The deep learning community has witnessed an exponentially growing interest in self-supervised learning (SSL). However, it still remains unexplored how to build a framework for learning useful representations of raw music waveforms in a self-supervised manner. In this work, we design Music2Vec, a framework exploring different SSL algorithmic components and tricks for music audio recordings. Our model achieves comparable results to the state-of-the-art (SOTA) music SSL model Jukebox, despite being significantly smaller with less than 2% of parameters of the latter. The model will be released on Huggingface(Please refer to: https://huggingface.co/m-a-p/music2vec-v1)

The success of deep neural networks requires both high annotation quality and massive data. However, the size and the quality of a dataset are usually a trade-off in practice, as data collection and cleaning are expensive and time-consuming. Therefore, automatic noisy label detection (NLD) techniques are critical to real-world applications, especially those using crowdsourcing datasets.

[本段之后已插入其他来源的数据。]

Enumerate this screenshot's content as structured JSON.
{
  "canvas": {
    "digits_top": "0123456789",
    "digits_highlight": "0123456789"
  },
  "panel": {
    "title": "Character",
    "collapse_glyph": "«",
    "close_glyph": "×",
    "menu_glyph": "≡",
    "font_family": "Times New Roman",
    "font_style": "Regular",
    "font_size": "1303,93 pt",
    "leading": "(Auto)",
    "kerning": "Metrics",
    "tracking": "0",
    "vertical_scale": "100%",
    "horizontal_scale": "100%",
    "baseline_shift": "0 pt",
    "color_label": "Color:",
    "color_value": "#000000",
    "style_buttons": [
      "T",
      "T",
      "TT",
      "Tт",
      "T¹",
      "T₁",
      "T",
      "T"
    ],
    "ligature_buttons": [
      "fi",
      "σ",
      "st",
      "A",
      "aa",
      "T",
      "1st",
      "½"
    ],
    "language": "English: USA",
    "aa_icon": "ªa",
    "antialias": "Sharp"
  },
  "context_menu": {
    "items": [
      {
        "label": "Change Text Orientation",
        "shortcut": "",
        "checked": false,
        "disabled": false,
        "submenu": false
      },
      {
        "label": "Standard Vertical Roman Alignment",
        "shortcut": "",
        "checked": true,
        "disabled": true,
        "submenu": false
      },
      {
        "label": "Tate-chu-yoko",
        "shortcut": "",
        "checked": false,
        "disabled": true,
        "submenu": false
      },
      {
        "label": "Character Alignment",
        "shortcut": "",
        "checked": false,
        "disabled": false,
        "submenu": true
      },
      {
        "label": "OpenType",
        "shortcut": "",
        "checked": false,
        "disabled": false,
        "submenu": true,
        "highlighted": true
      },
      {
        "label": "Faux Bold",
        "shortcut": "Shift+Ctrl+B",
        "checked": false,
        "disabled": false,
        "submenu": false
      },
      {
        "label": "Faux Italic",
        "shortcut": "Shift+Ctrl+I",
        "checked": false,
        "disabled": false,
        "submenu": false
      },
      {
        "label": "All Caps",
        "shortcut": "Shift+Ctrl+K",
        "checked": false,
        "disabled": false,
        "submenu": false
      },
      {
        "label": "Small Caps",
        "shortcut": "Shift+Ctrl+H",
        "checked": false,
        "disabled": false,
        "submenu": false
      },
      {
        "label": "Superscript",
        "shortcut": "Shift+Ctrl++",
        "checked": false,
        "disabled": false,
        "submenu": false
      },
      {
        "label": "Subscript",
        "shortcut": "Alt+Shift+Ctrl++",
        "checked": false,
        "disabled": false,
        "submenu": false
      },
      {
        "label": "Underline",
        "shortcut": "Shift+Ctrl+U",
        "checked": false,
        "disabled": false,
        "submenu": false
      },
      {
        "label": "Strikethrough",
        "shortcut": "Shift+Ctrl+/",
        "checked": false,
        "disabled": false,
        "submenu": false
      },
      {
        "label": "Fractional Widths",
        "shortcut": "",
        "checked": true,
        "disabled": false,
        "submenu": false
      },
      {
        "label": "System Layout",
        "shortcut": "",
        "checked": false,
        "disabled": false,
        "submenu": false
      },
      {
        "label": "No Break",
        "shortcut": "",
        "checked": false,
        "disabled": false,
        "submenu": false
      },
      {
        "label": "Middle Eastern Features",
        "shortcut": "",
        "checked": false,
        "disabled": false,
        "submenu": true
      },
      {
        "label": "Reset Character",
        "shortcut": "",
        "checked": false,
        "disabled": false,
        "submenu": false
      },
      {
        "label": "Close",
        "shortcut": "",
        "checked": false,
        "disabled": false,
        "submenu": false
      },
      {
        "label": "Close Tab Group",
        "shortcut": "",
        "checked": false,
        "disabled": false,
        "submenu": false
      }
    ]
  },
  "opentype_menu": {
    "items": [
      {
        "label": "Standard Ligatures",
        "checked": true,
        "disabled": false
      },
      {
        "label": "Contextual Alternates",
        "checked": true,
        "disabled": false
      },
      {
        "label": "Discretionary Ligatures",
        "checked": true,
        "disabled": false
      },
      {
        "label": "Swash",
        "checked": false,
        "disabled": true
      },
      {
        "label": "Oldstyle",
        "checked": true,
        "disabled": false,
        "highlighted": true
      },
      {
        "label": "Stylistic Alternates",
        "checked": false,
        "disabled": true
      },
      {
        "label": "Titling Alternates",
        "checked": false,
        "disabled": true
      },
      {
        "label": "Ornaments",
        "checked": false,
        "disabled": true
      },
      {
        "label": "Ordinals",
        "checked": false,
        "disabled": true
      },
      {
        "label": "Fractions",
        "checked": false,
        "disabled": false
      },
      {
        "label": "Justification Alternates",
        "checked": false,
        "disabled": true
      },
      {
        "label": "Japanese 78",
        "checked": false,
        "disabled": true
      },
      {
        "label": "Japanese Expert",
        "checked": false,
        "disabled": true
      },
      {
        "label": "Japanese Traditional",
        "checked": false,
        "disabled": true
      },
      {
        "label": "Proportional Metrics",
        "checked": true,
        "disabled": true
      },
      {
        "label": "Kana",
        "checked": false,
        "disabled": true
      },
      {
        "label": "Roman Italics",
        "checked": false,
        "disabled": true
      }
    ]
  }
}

As this is an under-explored topic in automatic speaker verification (ASV), we present a simple but effective solution to the task. First, we compare the effectiveness of various commonly used metric learning loss functions under different noise settings. Then, we propose two ranking-based NLD methods, inter-class inconsistency and intra-class inconsistency ranking. They leverage the inconsistent nature of noisy labels and show high detection precision even under a high level of noise. Our solution gives rise to both efficient and effective cleaning of large-scale speaker recognition datasets.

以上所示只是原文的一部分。